PKR won't cut ties with DAP and PAS

PKR won't cut ties with DAP and PAS

Malaysia's opposition alliance Pakatan Rakyat (PR) has been pronounced dead but its component parties are trying to keep alive ties that sustain the opposition grip on the key state of Selangor.

Party Keadilan Rakyat (PKR) president Wan Azizah Wan Ismail yesterday announced that PR could no longer "function formally". She was speaking a day after the Democratic Action Party (DAP) said that the pact was dead, blaming ideological differences with the third party in the alliance, the Islamist Parti Islam SeMalaysia (PAS).

Datuk Seri Dr Wan Azizah, the wife of jailed opposition leader Anwar Ibrahim, however, also said that PKR will not cut its ties with the DAP and PAS, blaming neither but chiding both for precipitating a crisis. "PR no longer functions formally," she said in a statement, emphasising that PKR would continue to support the DAP-led Penang state government and the PAS-led Kelantan state government.

Her decision to preserve the relationship with PAS appears to be aimed at safeguarding the state government in Selangor, the richest state in Malaysia. PKR cannot sustain a majority in the 57-seat state assembly without the support of both PAS and DAP.

However, PAS does not hold any influence in the Penang state assembly as it has only one lawmaker while DAP dominates the 40-seat state legislature with 29 assemblymen.

PAS, on the other hand, controls the Kelantan state assembly with 32 out of 45 seats. DAP has no representatives while PKR has only one.

Dr Wan Azizah also said her party would not stop efforts to build a new coalition "among political parties, non-governmental organisations, groups and influential individuals to defeat Barisan Nasional (BN)", referring to the ruling coalition.

Although BN has yet to comment on PR's demise, the rupture will only strengthen its argument that PR has always been a "marriage of convenience".

PR was formed in April 2008 after the three opposition parties worked together to deny BN its usual two-thirds majority in the March general election.

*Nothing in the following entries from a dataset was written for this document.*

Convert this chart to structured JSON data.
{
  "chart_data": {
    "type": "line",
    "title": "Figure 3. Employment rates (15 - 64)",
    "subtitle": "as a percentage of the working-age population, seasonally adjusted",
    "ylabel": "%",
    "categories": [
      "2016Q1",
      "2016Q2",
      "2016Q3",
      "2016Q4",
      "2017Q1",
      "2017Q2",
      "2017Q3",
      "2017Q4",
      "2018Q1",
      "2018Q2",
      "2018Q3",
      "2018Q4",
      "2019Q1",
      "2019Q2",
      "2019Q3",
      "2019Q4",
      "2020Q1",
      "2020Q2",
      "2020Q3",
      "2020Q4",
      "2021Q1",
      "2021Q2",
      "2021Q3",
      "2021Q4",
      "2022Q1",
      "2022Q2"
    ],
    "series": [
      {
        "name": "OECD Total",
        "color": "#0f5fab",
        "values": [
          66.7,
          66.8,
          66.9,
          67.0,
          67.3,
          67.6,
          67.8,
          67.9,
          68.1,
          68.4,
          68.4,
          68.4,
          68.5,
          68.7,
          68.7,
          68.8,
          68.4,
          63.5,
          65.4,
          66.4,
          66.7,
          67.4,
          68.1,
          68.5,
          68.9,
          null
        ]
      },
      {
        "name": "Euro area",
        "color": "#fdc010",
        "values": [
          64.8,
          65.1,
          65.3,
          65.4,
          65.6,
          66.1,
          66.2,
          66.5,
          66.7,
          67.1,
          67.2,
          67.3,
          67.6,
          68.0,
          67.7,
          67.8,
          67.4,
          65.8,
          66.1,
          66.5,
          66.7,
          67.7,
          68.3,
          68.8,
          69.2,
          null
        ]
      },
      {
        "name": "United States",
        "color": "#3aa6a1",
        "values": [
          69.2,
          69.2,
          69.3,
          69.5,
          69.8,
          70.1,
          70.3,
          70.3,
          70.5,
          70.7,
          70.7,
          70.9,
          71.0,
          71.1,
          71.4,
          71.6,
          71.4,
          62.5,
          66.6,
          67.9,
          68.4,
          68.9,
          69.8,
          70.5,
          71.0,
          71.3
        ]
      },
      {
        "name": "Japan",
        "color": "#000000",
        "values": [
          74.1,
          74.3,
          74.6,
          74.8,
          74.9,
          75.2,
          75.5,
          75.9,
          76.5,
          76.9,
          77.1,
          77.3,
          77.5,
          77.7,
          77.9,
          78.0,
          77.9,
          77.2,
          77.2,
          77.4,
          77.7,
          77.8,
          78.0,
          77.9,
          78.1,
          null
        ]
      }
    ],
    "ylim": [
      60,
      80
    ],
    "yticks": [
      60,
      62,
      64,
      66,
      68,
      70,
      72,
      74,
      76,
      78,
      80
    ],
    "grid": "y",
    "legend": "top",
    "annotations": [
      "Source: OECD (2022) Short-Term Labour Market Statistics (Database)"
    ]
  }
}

It came close to defeating BN in the 2013 General Election, winning 50.87 per cent of the popular vote but only 40 per cent of the federal Parliament.

On Tuesday, the DAP had tried to pressure the Selangor government to drop its PAS representatives, with its secretary-general Lim Guan Eng saying DAP would support the state Menteri Besar Azmin Ali "to reframe the state government with a new functioning coalition". Mr Azmin, the PKR deputy president, has been reluctant to be caught in the middle of the spat between the two parties.

Some analysts, like Institute of Democracy and Economic Affairs chief executive Wan Saiful Wan Jan, say PAS should be expelled from the Selangor government because the party no longer conforms to PR's common policy framework.

Mr Azmin could easily form a new coalition with members from PKR and DAP and those willing to jump ship from PAS. Analysts say the biggest beneficiaries of PR's disintegration are Umno and the ruling BN.

"Despite being deeply unpopular and beset by many issues ranging from a slowing economy, GST and the leadership troubles, its future appears less terminal given that its main opponents have unravelled," said Merdeka Centre director Ibrahim Suffian.

He believes PKR is the biggest loser as it now has to face both PAS and Umno in a three-cornered fight in the next elections.